Tak bisa dimungkiri, pemutihan pajak merupakan salah satu kebijakan populis yang diselenggarakan oleh pemerintah daerah (pemda). Ambil contoh pemutihan di tingkat pemerintah provinsi pada 2024. Tahun lalu, sebanyak 37 provinsi dari total 38 provinsi mengadakan pemutihan.
Pemutihan bahkan menjadi program andalan pemprov setiap tahun. Setidaknya 15 provinsi telah menggelar pemutihan pajak setiap tahunnya selama 2021-2025. Salah satunya, Provinsi Bangka Belitung, Provinsi Jawa Tengah, dan Provinsi Banten.
Di tingkat pemerintah kabupaten/kota, kepopuleran pemutihan pajak juga kurang lebih sama. Hampir setiap hari, pengumuman terkait dengan pemutihan pajak di tingkat kabupaten/kota diberitakan oleh media nasional dan lokal.
Pemutihan di tingkat provinsi biasanya menyasar pajak kendaraan bermotor (PKB) dan bea balik nama kendaraan bermotor (BBNKB). Di tingkat kabupaten/kota, pajak bumi dan bangunan perdesaan perkotaan (PPB-P2) paling sering diputihkan. Namun, tidak jarang pula, pemerintah kabupaten/kota menghapus denda untuk jenis pajak daerah lainnya.
Bukan tanpa alasan, pajak kendaraan atau PBB-P2 sering dilakukan pemutihan. Hal ini dikarenakan kontribusi kedua jenis pajak daerah ini paling besar dibandingkan dengan sumber pendapatan asli daerah (PAD) lainnya.
Menurut Ditjen Perimbangan Keuangan (DJPK), setoran pajak kendaraan dan BBNKB merupakan 2 jenis pajak provinsi yang menghasilkan penerimaan tertinggi pada pendapatan asli daerah (PAD). Hal ini juga berlaku pada PBB-P2 di tingkat kabupaten/kota.
Sebagai contoh, pajak kendaraan di Provinsi Jawa Timur menyumbang Rp7,78 triliun pada 2023, atau 42% dari total pendapatan pajak daerah senilai Rp18,38 triliun. Disusul, BBNKB sebesar 23%, pajak bahan bakar kendaraan 18%, pajak rokok 17%, dan lain-lain 1%.
Secara sederhana, pemutihan pajak adalah kebijakan fiskal yang membebaskan wajib pajak dari kewajiban membayar sanksi administrasi atau pokok pajak tertentu. Terdapat beberapa alasan yang umum digunakan pemda untuk mengadakan pemutihan pajak.

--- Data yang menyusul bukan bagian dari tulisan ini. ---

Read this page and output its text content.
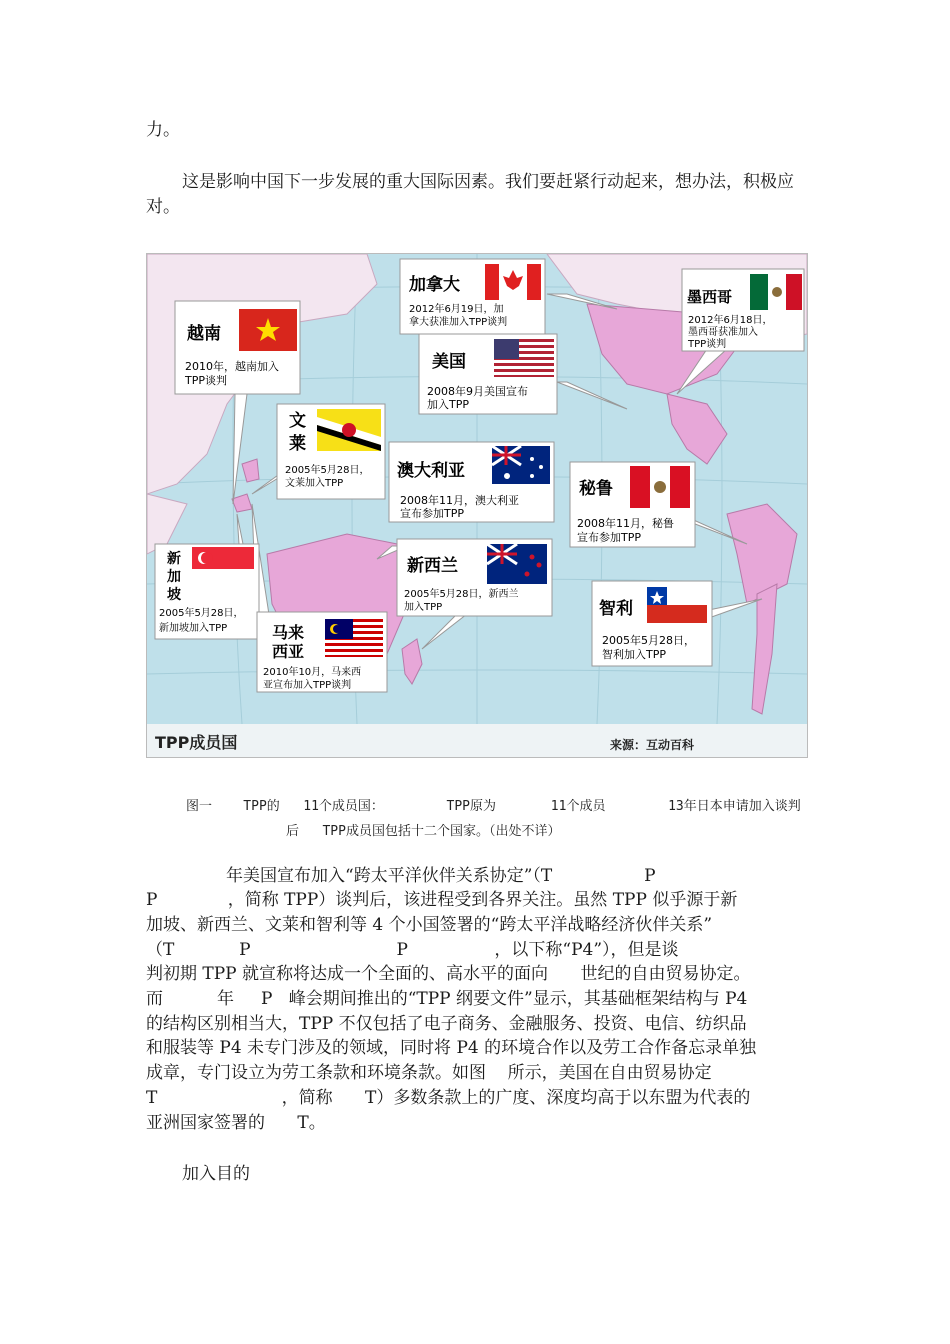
力。

这是影响中国下一步发展的重大国际因素。我们要赶紧行动起来，想办法，积极应对。

越南
2010年，越南加入
TPP谈判
加拿大
2012年6月19日，加
拿大获准加入TPP谈判
墨西哥
2012年6月18日，
墨西哥获准加入
TPP谈判
美国
2008年9月美国宣布
加入TPP
文
莱
2005年5月28日，
文莱加入TPP
澳大利亚
2008年11月，澳大利亚
宣布参加TPP
秘鲁
2008年11月，秘鲁
宣布参加TPP
新
加
坡
2005年5月28日，
新加坡加入TPP
新西兰
2005年5月28日，新西兰
加入TPP	智利
2005年5月28日，
智利加入TPP
马来
西亚
2010年10月，马来西
亚宣布加入TPP谈判
TPP成员国	来源：互动百科
图一    TPP的   11个成员国：        TPP原为       11个成员        13年日本申请加入谈判
后   TPP成员国包括十二个国家。（出处不详）

年美国宣布加入“跨太平洋伙伴关系协定”（T                 P

P             ，简称 TPP）谈判后，该进程受到各界关注。虽然 TPP 似乎源于新

加坡、新西兰、文莱和智利等 4 个小国签署的“跨太平洋战略经济伙伴关系”

（T            P                           P                ，以下称“P4”），但是谈

判初期 TPP 就宣称将达成一个全面的、高水平的面向      世纪的自由贸易协定。

而          年     P   峰会期间推出的“TPP 纲要文件”显示，其基础框架结构与 P4

的结构区别相当大，TPP 不仅包括了电子商务、金融服务、投资、电信、纺织品

和服装等 P4 未专门涉及的领域，同时将 P4 的环境合作以及劳工合作备忘录单独

成章，专门设立为劳工条款和环境条款。如图    所示，美国在自由贸易协定

T                       ，简称      T）多数条款上的广度、深度均高于以东盟为代表的

亚洲国家签署的      T。

加入目的
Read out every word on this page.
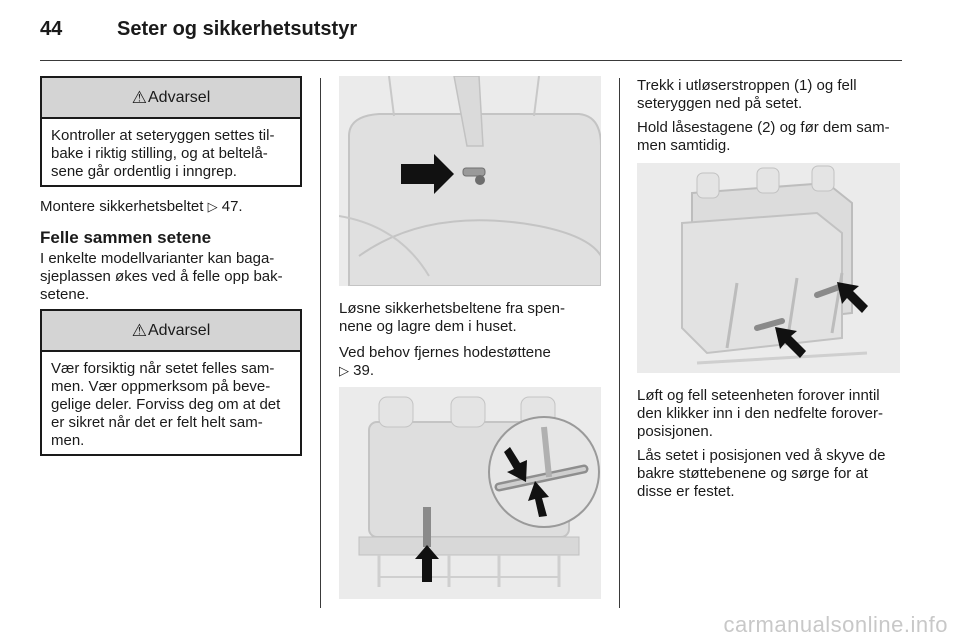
44	Seter og sikkerhetsutstyr
⚠ Advarsel
Kontroller at seteryggen settes til-
bake i riktig stilling, og at beltelå-
sene går ordentlig i inngrep.

Montere sikkerhetsbeltet ▷ 47.

Felle sammen setene

I enkelte modellvarianter kan baga-
sjeplassen økes ved å felle opp bak-
setene.

⚠ Advarsel
Vær forsiktig når setet felles sam-
men. Vær oppmerksom på beve-
gelige deler. Forviss deg om at det
er sikret når det er felt helt sam-
men.

Løsne sikkerhetsbeltene fra spen-
nene og lagre dem i huset.

Ved behov fjernes hodestøttene
▷ 39.

Trekk i utløserstroppen (1) og fell
seteryggen ned på setet.

Hold låsestagene (2) og før dem sam-
men samtidig.

Løft og fell seteenheten forover inntil
den klikker inn i den nedfelte forover-
posisjonen.

Lås setet i posisjonen ved å skyve de
bakre støttebenene og sørge for at
disse er festet.

carmanualsonline.info
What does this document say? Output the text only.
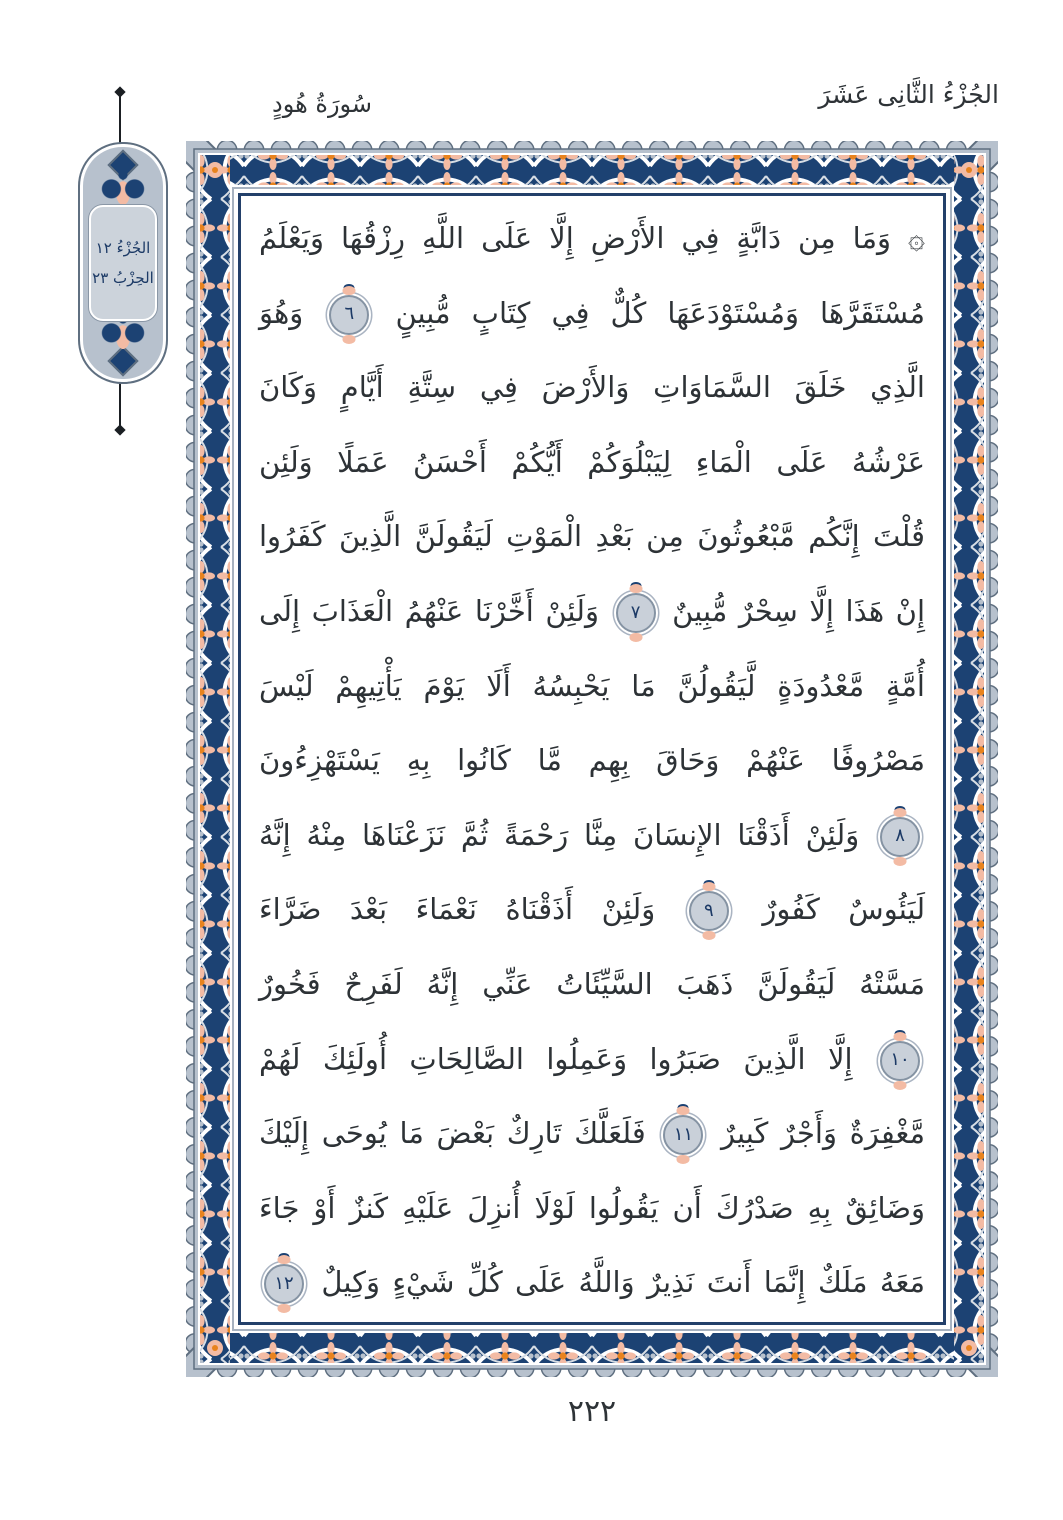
الجُزْءُ الثَّانِى عَشَرَ
سُورَةُ هُودٍ
الجُزْءُ ١٢
الحِزْبُ ٢٣
۞ وَمَا مِن دَابَّةٍ فِي الأَرْضِ إِلَّا عَلَى اللَّهِ رِزْقُهَا وَيَعْلَمُ
مُسْتَقَرَّهَا وَمُسْتَوْدَعَهَا كُلٌّ فِي كِتَابٍ مُّبِينٍ ٦ وَهُوَ
الَّذِي خَلَقَ السَّمَاوَاتِ وَالأَرْضَ فِي سِتَّةِ أَيَّامٍ وَكَانَ
عَرْشُهُ عَلَى الْمَاءِ لِيَبْلُوَكُمْ أَيُّكُمْ أَحْسَنُ عَمَلًا وَلَئِن
قُلْتَ إِنَّكُم مَّبْعُوثُونَ مِن بَعْدِ الْمَوْتِ لَيَقُولَنَّ الَّذِينَ كَفَرُوا
إِنْ هَذَا إِلَّا سِحْرٌ مُّبِينٌ ٧ وَلَئِنْ أَخَّرْنَا عَنْهُمُ الْعَذَابَ إِلَى
أُمَّةٍ مَّعْدُودَةٍ لَّيَقُولُنَّ مَا يَحْبِسُهُ أَلَا يَوْمَ يَأْتِيهِمْ لَيْسَ
مَصْرُوفًا عَنْهُمْ وَحَاقَ بِهِم مَّا كَانُوا بِهِ يَسْتَهْزِءُونَ
٨ وَلَئِنْ أَذَقْنَا الإِنسَانَ مِنَّا رَحْمَةً ثُمَّ نَزَعْنَاهَا مِنْهُ إِنَّهُ
لَيَئُوسٌ كَفُورٌ ٩ وَلَئِنْ أَذَقْنَاهُ نَعْمَاءَ بَعْدَ ضَرَّاءَ
مَسَّتْهُ لَيَقُولَنَّ ذَهَبَ السَّيِّئَاتُ عَنِّي إِنَّهُ لَفَرِحٌ فَخُورٌ
١٠ إِلَّا الَّذِينَ صَبَرُوا وَعَمِلُوا الصَّالِحَاتِ أُولَئِكَ لَهُمْ
مَّغْفِرَةٌ وَأَجْرٌ كَبِيرٌ ١١ فَلَعَلَّكَ تَارِكٌ بَعْضَ مَا يُوحَى إِلَيْكَ
وَضَائِقٌ بِهِ صَدْرُكَ أَن يَقُولُوا لَوْلَا أُنزِلَ عَلَيْهِ كَنزٌ أَوْ جَاءَ
مَعَهُ مَلَكٌ إِنَّمَا أَنتَ نَذِيرٌ وَاللَّهُ عَلَى كُلِّ شَيْءٍ وَكِيلٌ ١٢
٢٢٢
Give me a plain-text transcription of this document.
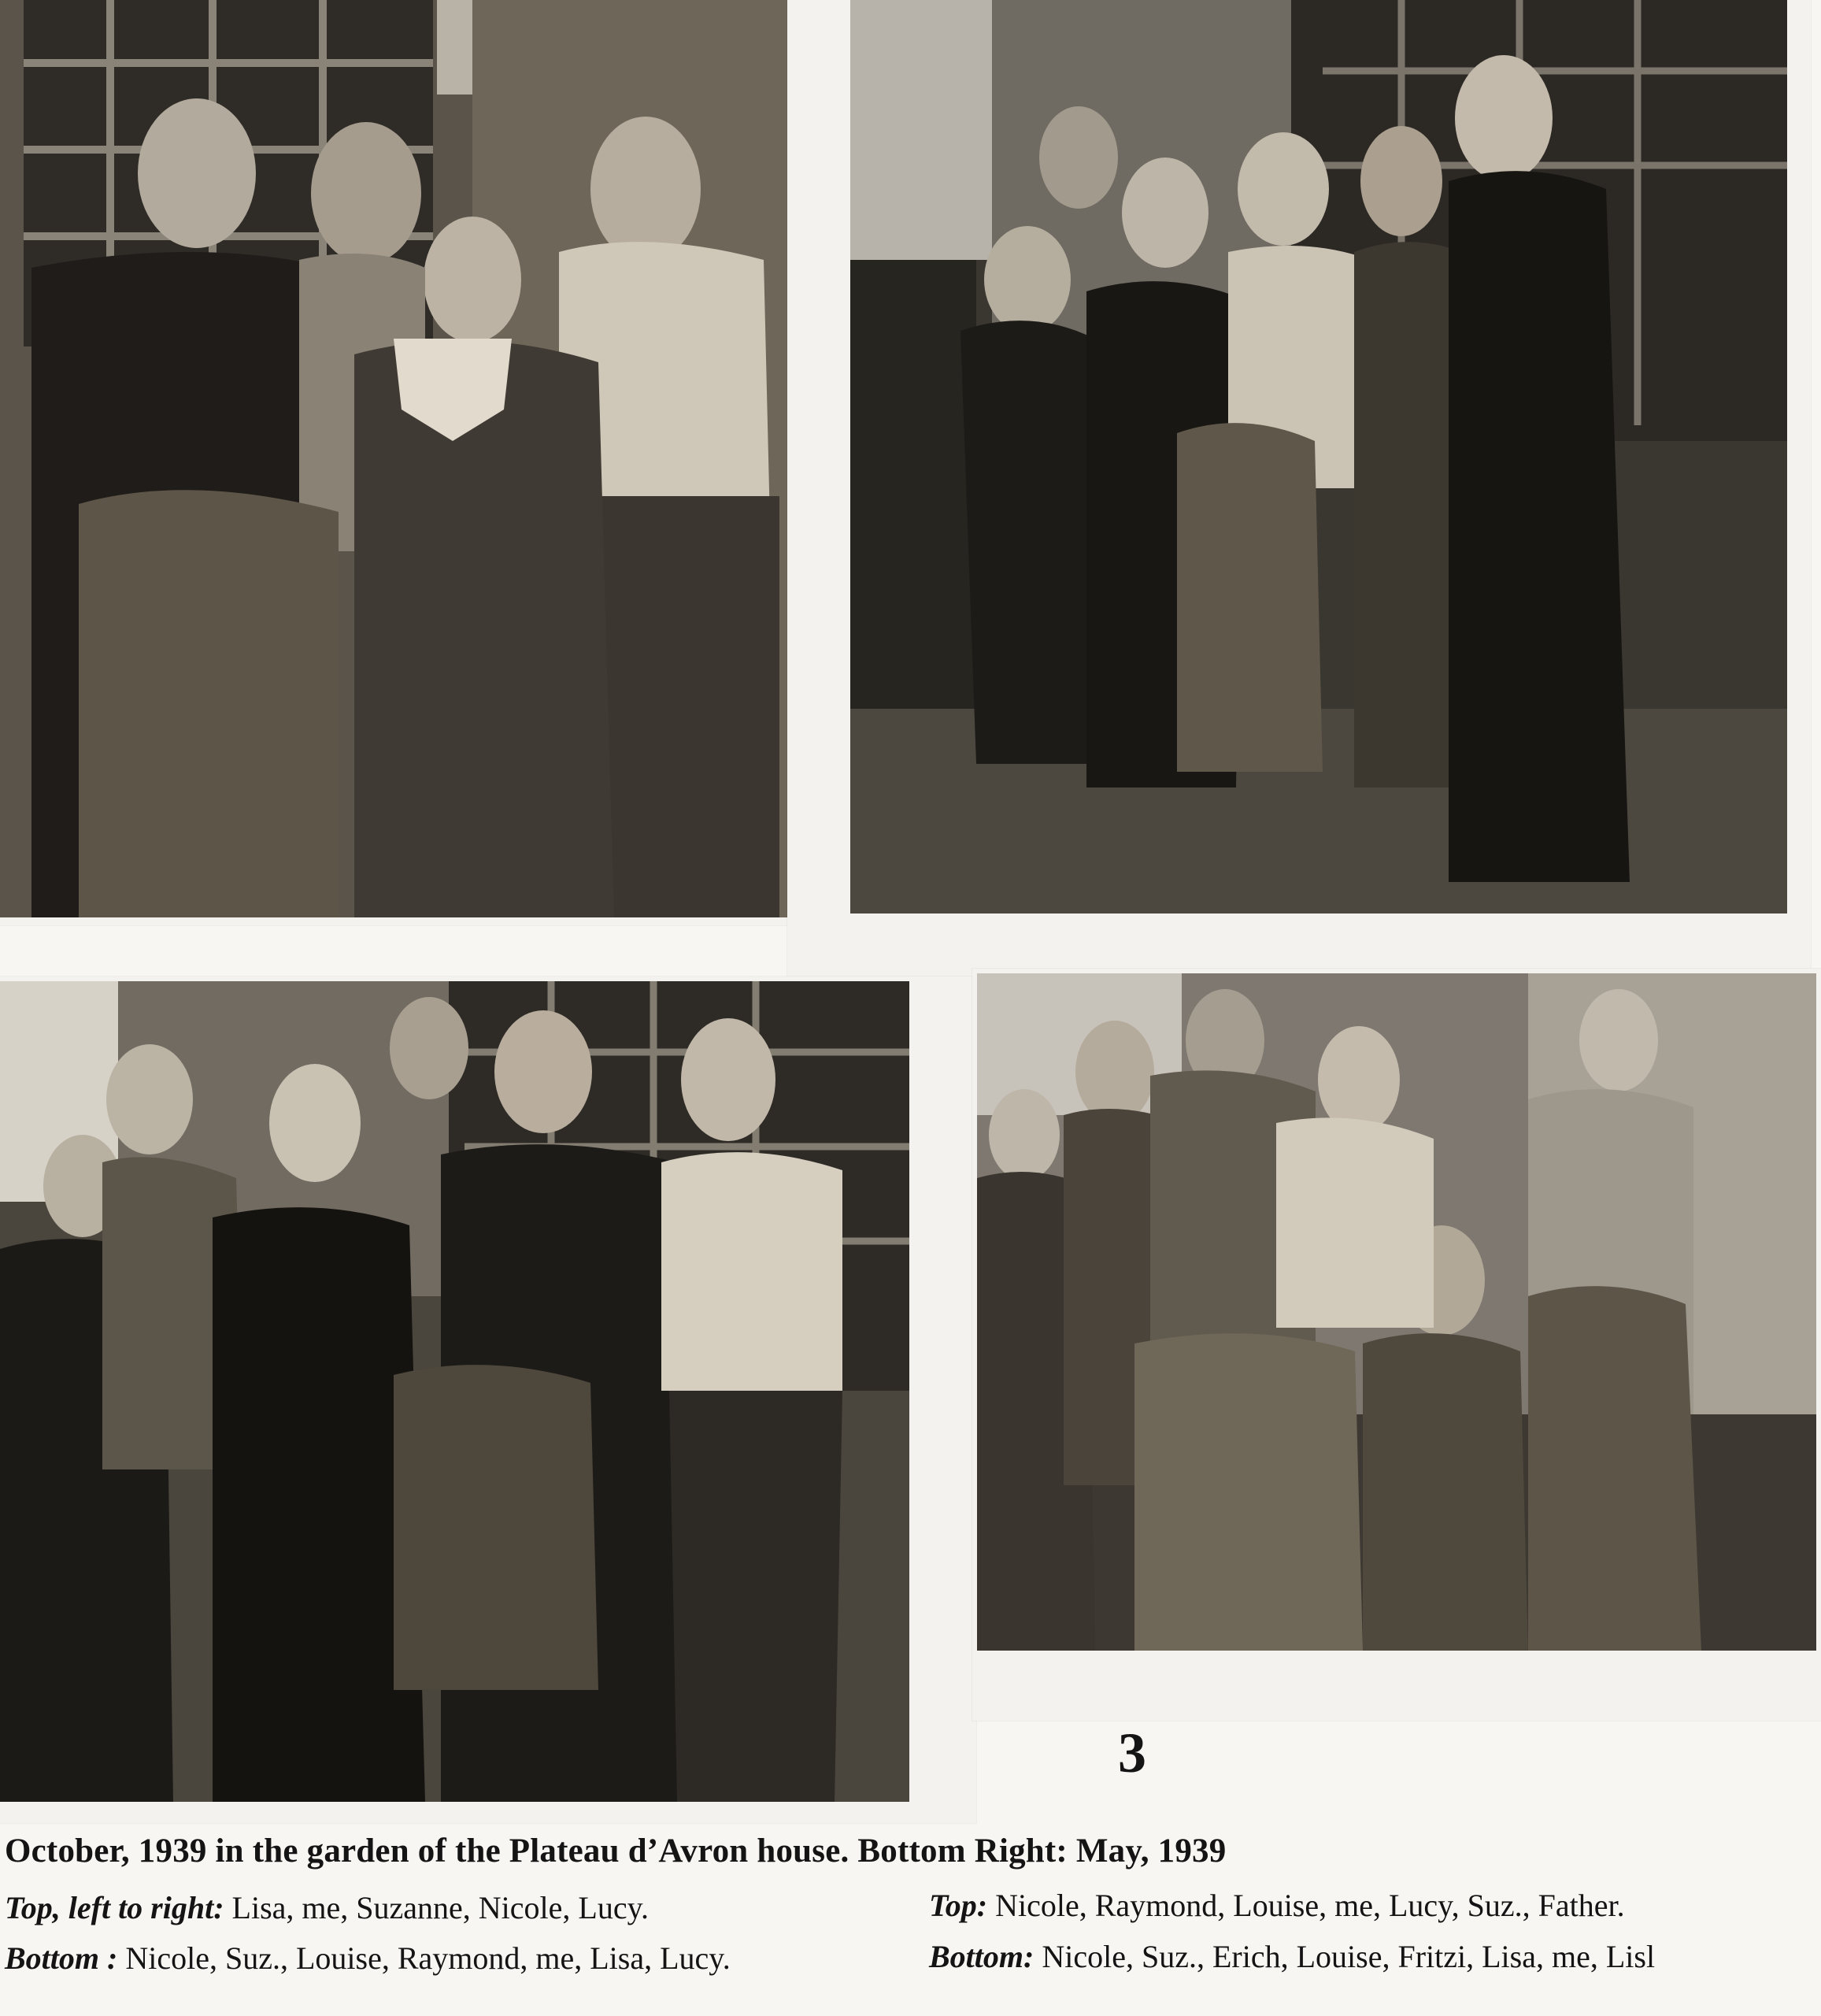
3
October, 1939 in the garden of the Plateau d’Avron house. Bottom Right: May, 1939
Top, left to right: Lisa, me, Suzanne, Nicole, Lucy.
Bottom : Nicole, Suz., Louise, Raymond, me, Lisa, Lucy.
Top: Nicole, Raymond, Louise, me, Lucy, Suz., Father.
Bottom: Nicole, Suz., Erich, Louise, Fritzi, Lisa, me, Lisl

Alasan tersebut antara lain meningkatkan pendapatan asli daerah dalam waktu singkat, menurunkan angka tunggakan pajak yang mengendap bertahun-tahun, mengurangi beban ekonomi masyarakat, serta merangsang kembali kepatuhan pajak dari masyarakat.
Lantas, adakah koridor atau dasar pertimbangan digelarnya pemutihan pajak ini? Koridor pemberian keringanan pajak daerah turut diatur dalam UU Hubungan Keuangan antara Pemerintah Pusat dan Pemerintahan Daerah, meski tidak secara eksplisit menyebutkan pemutihan.
Merujuk pada Pasal 96 ayat (1) UU Hubungan Keuangan antara Pemerintah Pusat dan Pemerintahan Daerah (HKPD), kepala daerah dapat memberikan keringanan, pengurangan, pembebasan, dan penundaan pembayaran atas pokok dan/atau sanksi pajak.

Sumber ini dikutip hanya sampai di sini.